Obviously Indonesia offers unlimited opportunities for investments, joint ventures, business & commerce and especially the large availability of resources and labor makes it a hub for foreign investments. However, there is an urgent need for further dissemination of market intelligence which is important as Indonesia is a unique society with a rapidly improving set of policies and regulations.
It is crystal clear that Indonesia is the largest economy in ASEAN and a significant member of the G20. It has a large market potential, greater degree of market openness, and relatively inclusive financial markets. The growth of the Indonesian economy is mainly supported by domestic consumption, exports, and investments therefore successfully mitigating all previous internal shortcomings and external shockwaves. Moreover, its future prospects are promising and a good omen for business thus giving hope of economic stability, sustainability, political maturity, social harmony and the last but not least, green transformation.

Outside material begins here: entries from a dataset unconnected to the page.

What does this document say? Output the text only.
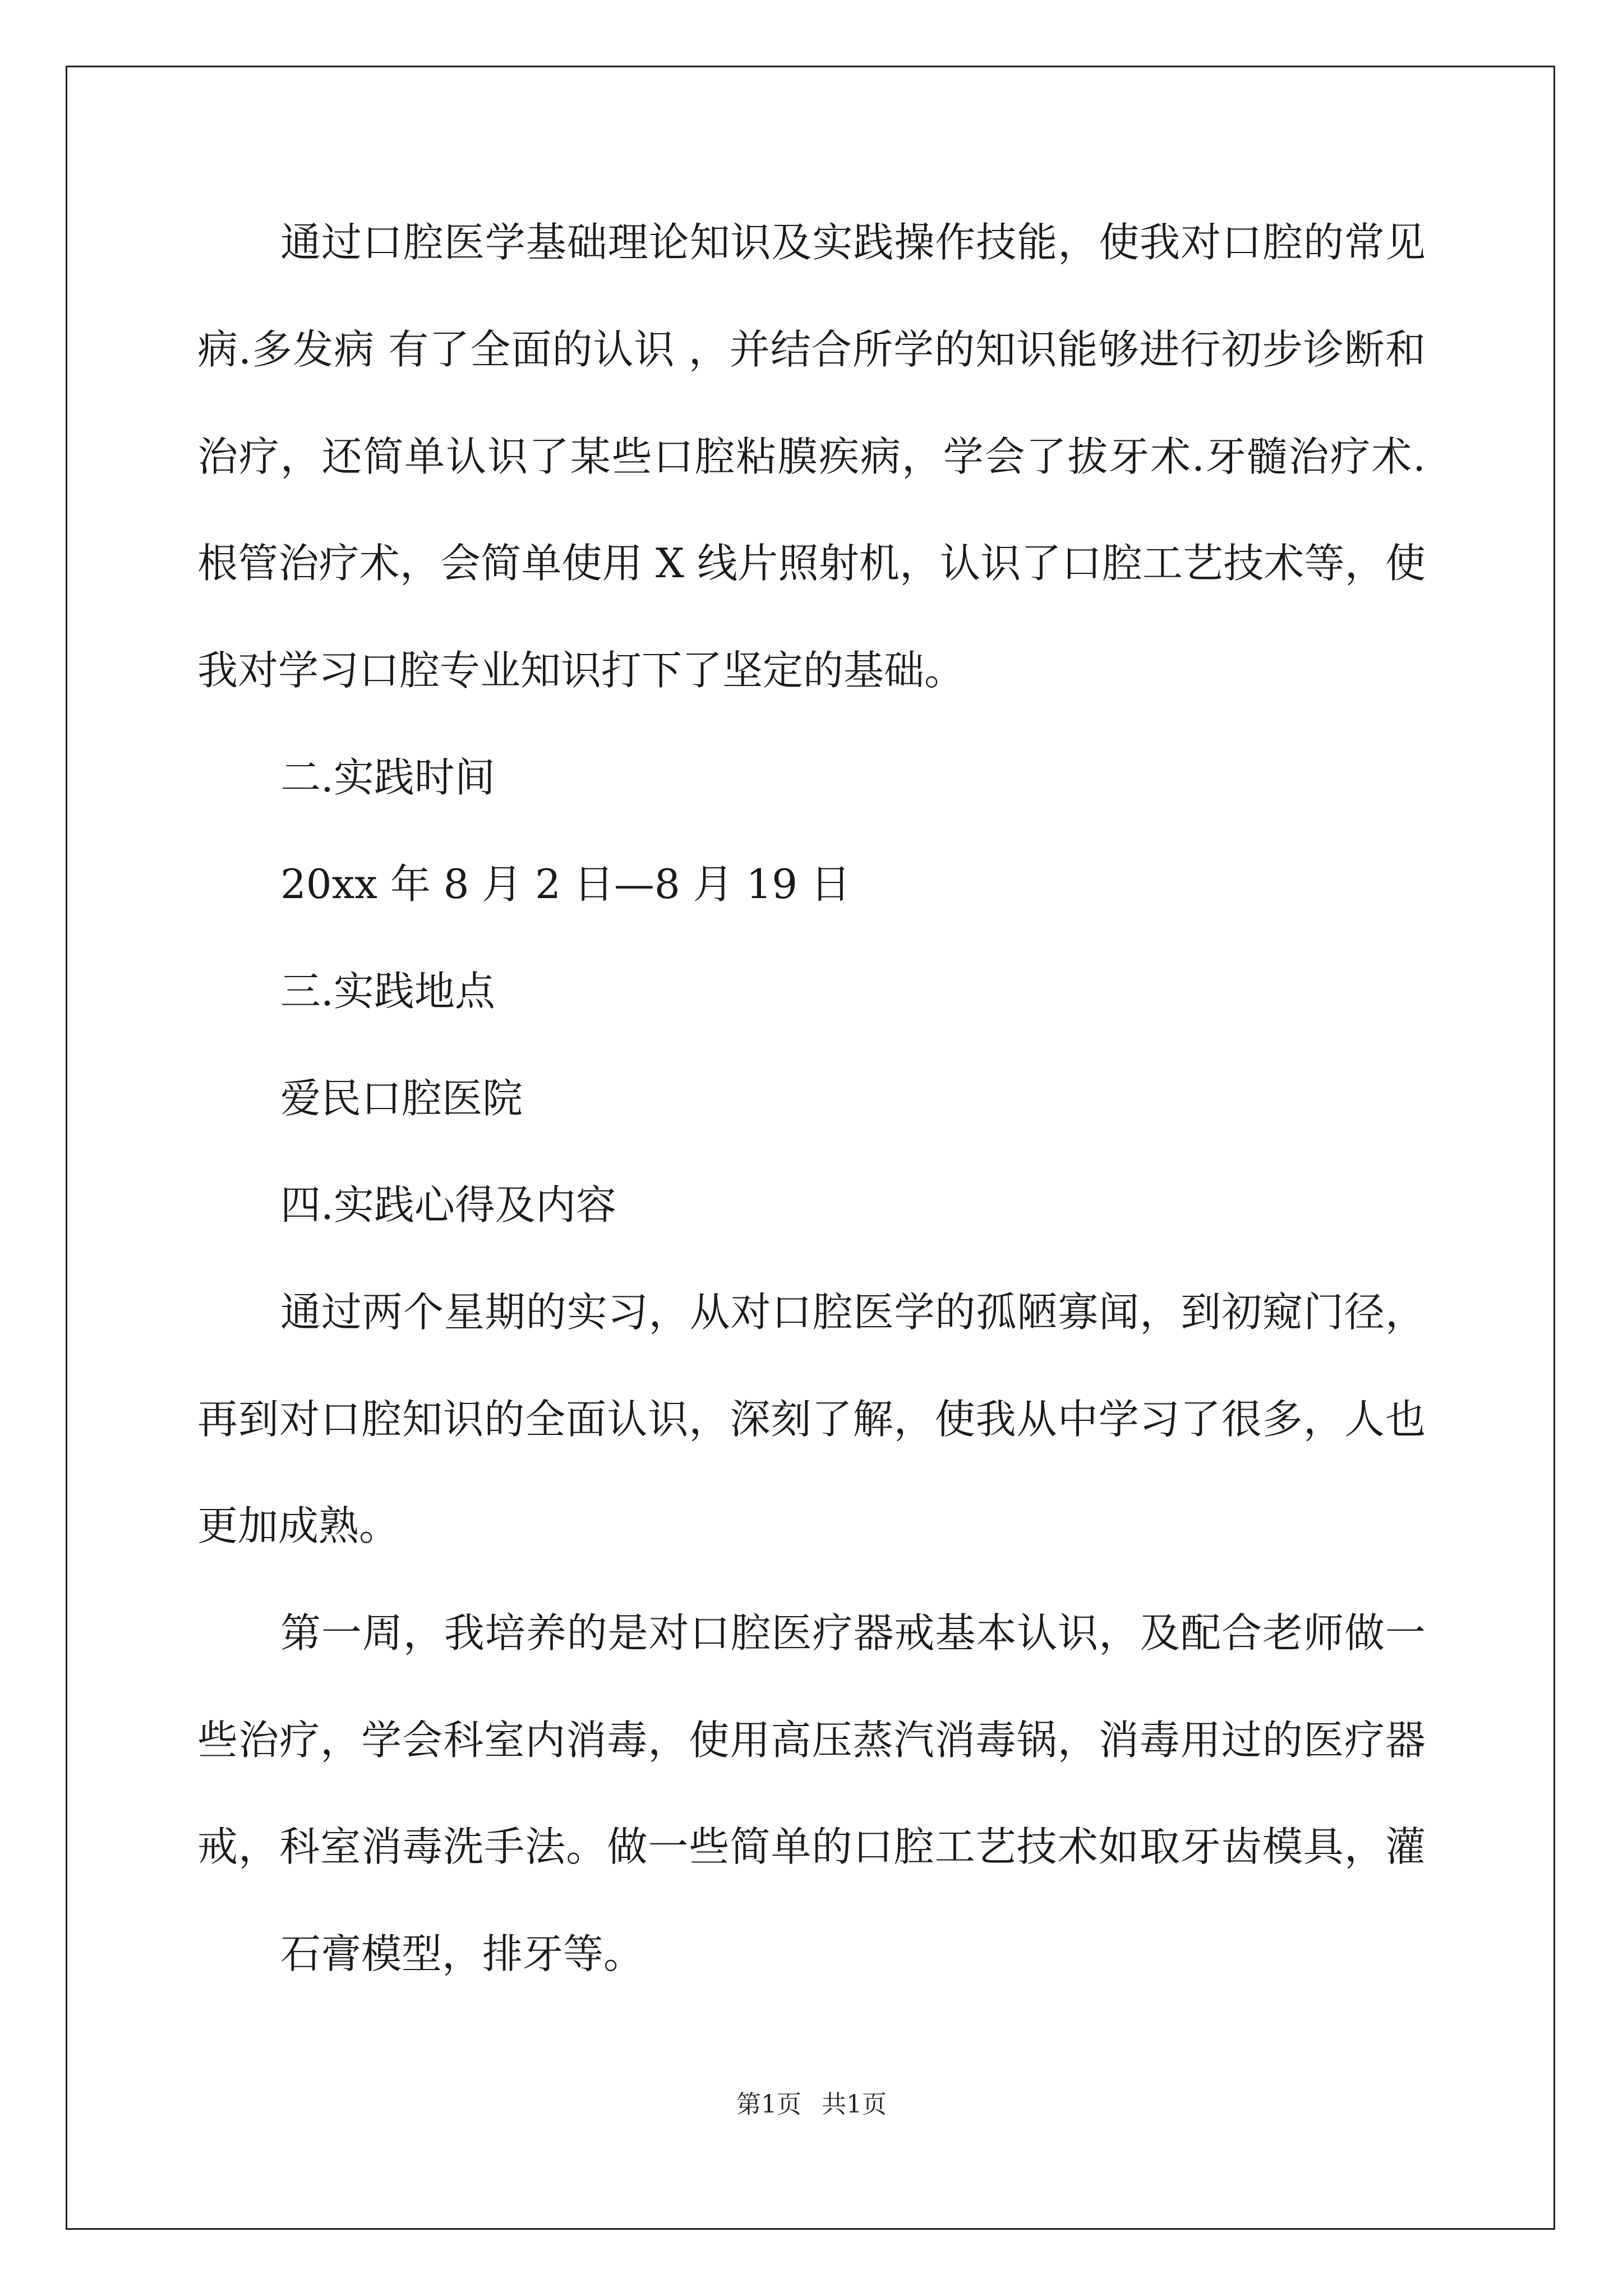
通过口腔医学基础理论知识及实践操作技能，使我对口腔的常见
病.多发病 有了全面的认识 ，并结合所学的知识能够进行初步诊断和
治疗，还简单认识了某些口腔粘膜疾病，学会了拔牙术.牙髓治疗术.
根管治疗术，会简单使用 X 线片照射机，认识了口腔工艺技术等，使
我对学习口腔专业知识打下了坚定的基础。
二.实践时间
20xx 年 8 月 2 日—8 月 19 日
三.实践地点
爱民口腔医院
四.实践心得及内容
通过两个星期的实习，从对口腔医学的孤陋寡闻，到初窥门径，
再到对口腔知识的全面认识，深刻了解，使我从中学习了很多，人也
更加成熟。
第一周，我培养的是对口腔医疗器戒基本认识，及配合老师做一
些治疗，学会科室内消毒，使用高压蒸汽消毒锅，消毒用过的医疗器
戒，科室消毒洗手法。做一些简单的口腔工艺技术如取牙齿模具，灌
石膏模型，排牙等。
第1页 共1页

In this connection, contractions in export and import, dependency on commodity exports and the role of diversification need to be addressed at the earliest. Indonesia still heavily relies on commodity exports such as oil, gas, and agricultural products. This dependency renders Indonesia vulnerable to fluctuations in global commodity prices, thereby underscoring the significance of export diversification to mitigate such risks. Therefore, export diversification becomes crucial to reduce this dependency and enhance Indonesia’s resilience in the face of external market fluctuations.

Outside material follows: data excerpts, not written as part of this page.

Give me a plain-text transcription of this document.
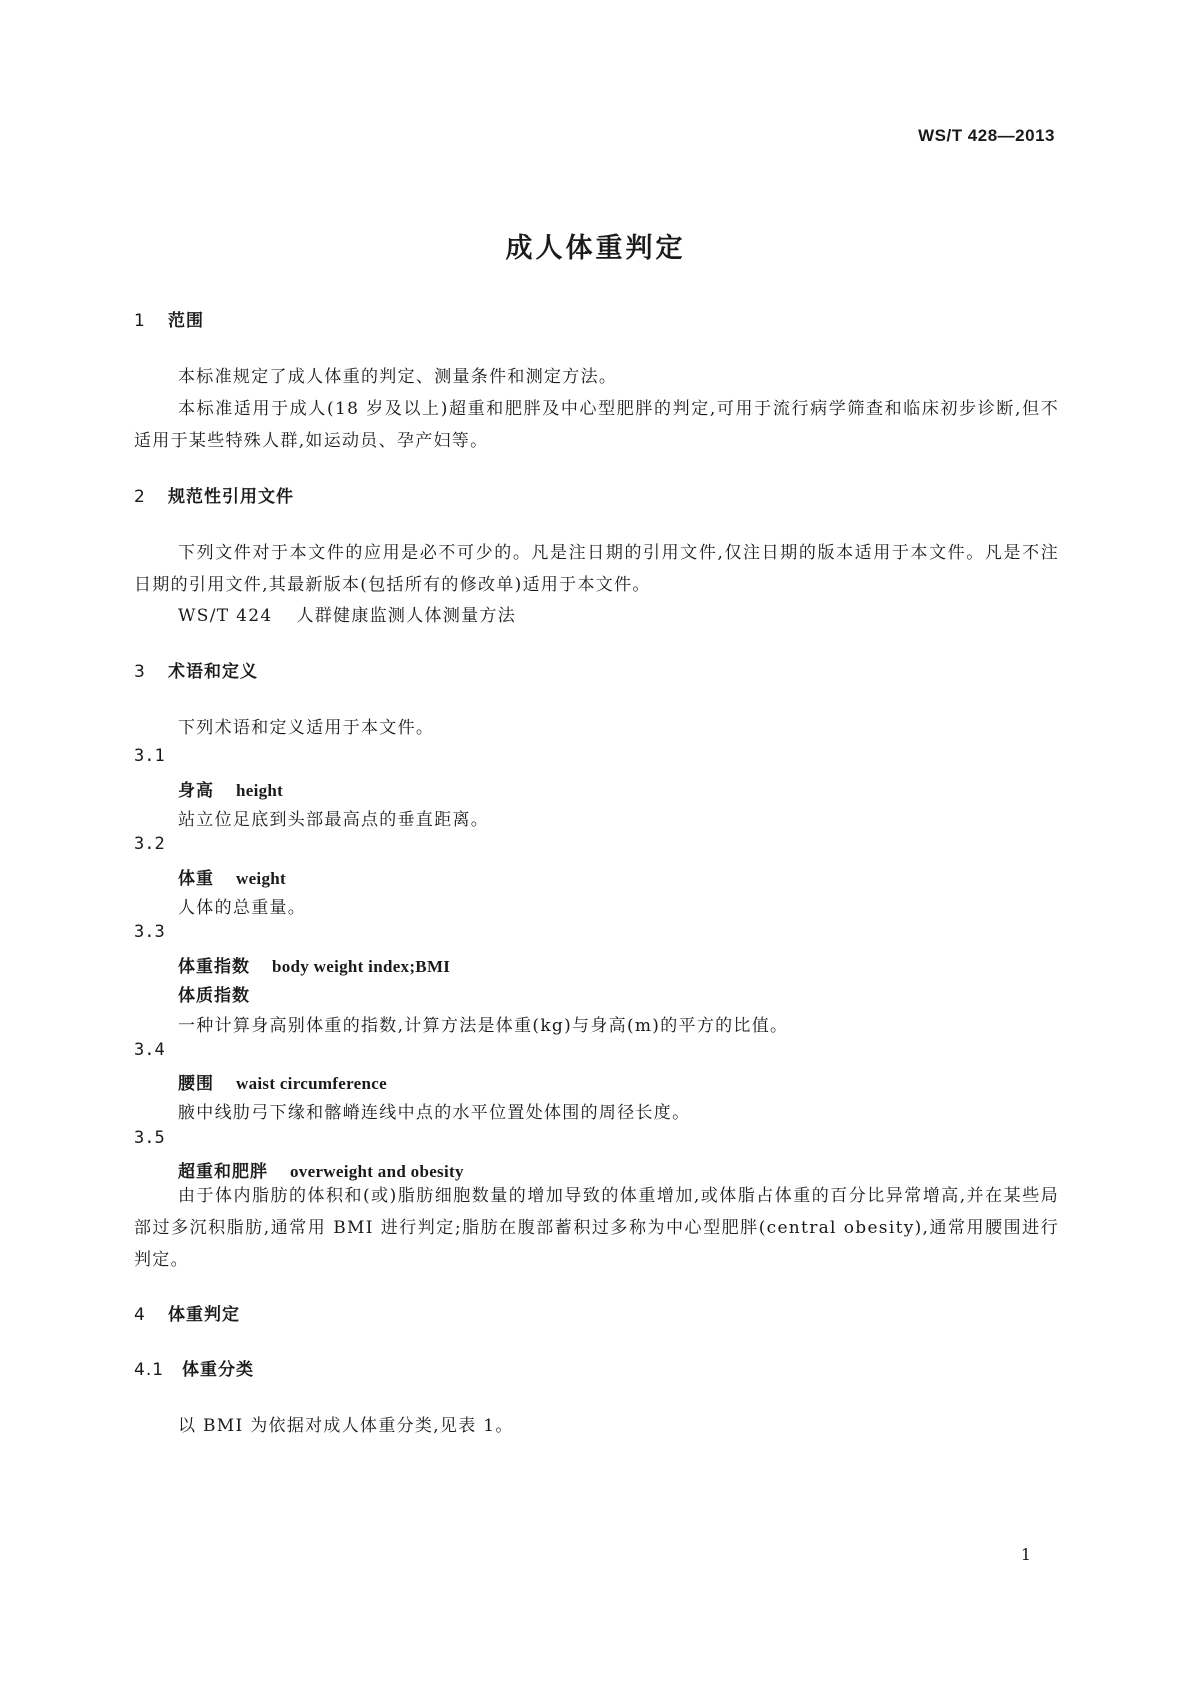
WS/T 428—2013
成人体重判定
1 范围
本标准规定了成人体重的判定、测量条件和测定方法。
本标准适用于成人(18 岁及以上)超重和肥胖及中心型肥胖的判定,可用于流行病学筛查和临床初步诊断,但不适用于某些特殊人群,如运动员、孕产妇等。
2 规范性引用文件
下列文件对于本文件的应用是必不可少的。凡是注日期的引用文件,仅注日期的版本适用于本文件。凡是不注日期的引用文件,其最新版本(包括所有的修改单)适用于本文件。
WS/T 424 人群健康监测人体测量方法
3 术语和定义
下列术语和定义适用于本文件。
3.1
身高 height
站立位足底到头部最高点的垂直距离。
3.2
体重 weight
人体的总重量。
3.3
体重指数 body weight index;BMI
体质指数
一种计算身高别体重的指数,计算方法是体重(kg)与身高(m)的平方的比值。
3.4
腰围 waist circumference
腋中线肋弓下缘和髂嵴连线中点的水平位置处体围的周径长度。
3.5
超重和肥胖 overweight and obesity
由于体内脂肪的体积和(或)脂肪细胞数量的增加导致的体重增加,或体脂占体重的百分比异常增高,并在某些局部过多沉积脂肪,通常用 BMI 进行判定;脂肪在腹部蓄积过多称为中心型肥胖(central obesity),通常用腰围进行判定。
4 体重判定
4.1 体重分类
以 BMI 为依据对成人体重分类,见表 1。
1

The impact of currency appreciation on export diversification currency appreciation should be balanced. Infrastructure, production costs, trade regulations, and market access also wield influence over the country’s capacity to diversify its exports which needs to be harnessed.

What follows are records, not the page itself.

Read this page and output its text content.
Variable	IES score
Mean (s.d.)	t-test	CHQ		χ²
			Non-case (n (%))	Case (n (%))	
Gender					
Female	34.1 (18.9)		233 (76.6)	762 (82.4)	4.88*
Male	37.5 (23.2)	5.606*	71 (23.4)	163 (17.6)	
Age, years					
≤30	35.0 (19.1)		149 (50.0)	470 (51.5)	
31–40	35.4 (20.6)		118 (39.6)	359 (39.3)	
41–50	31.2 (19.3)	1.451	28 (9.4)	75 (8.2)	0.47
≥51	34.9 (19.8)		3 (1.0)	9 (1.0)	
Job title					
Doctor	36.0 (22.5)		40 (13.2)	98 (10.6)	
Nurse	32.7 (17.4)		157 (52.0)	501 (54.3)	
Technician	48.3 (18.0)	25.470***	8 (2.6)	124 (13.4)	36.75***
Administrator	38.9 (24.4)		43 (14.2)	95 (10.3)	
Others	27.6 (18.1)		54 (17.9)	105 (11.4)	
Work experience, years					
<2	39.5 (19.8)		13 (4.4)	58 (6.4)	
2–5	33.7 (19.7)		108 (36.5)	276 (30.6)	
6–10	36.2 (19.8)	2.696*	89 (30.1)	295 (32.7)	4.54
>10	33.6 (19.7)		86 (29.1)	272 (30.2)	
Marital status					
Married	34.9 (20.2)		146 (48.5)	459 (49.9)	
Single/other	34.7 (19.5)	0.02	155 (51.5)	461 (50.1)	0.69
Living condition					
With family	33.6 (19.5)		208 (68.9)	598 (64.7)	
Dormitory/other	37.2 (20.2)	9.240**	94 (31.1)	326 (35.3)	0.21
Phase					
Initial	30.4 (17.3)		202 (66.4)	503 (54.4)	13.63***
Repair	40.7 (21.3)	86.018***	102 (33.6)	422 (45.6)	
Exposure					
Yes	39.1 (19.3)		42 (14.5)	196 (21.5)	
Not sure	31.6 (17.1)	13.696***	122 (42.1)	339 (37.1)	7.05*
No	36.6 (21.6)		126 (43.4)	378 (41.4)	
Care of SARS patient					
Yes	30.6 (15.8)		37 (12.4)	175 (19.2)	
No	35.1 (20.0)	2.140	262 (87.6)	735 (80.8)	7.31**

It is suggested that to tackle the sluggish pace of export diversification, Indonesia must improve its product competitiveness on the global arena consisting of quality, production efficiency, innovation, and nurturing a robust national brand. Furthermore, proactive trade negotiations with key export destinations can enhance market access.
Interestingly, the Indonesian economic performance of 2023-2024 showcases important structural trends. Firstly, growth has been predominantly driven by the services sector. The transportation and warehousing sector experienced the highest growth at 15.28 percent (yoy), followed by other service sectors at 11.89 percent and the accommodation and food services sector at 9.89 percent. Secondly, sectors such as agriculture, mining, and manufacturing, have grown below the national growth rate. The agricultural, forestry, and fisheries sector grew by 2.02 percent, while the manufacturing sector grew by 4.88 percent. Addressing these challenges necessitates a focus on reindustrialization, as evident from the need to optimize the growth of labor-intensive sectors.
Unexpectedly, Indonesia’s industrial landscape has witnessed a concerning trend of de-industrialization, reflecting the declining proportion of manufacturing industries to the economy since 2002, with the sharpest decrease observed since 2009. This decline has also affected production output and employment, leading to a decrease in the value added by the manufacturing sector and rings bells of danger for achieving Vision 2045.
Moreover, the role of the manufacturing industry in contributing to the GDP has been dwindling since 2008. In the last 15 years, Indonesia’s proportion of manufacturing to GDP is among the lowest in ASEAN, with a contribution of 18.3 percent in 2022, compared to 27.8 percent in 2008 and revival of this should be the utmost priorities of the new government.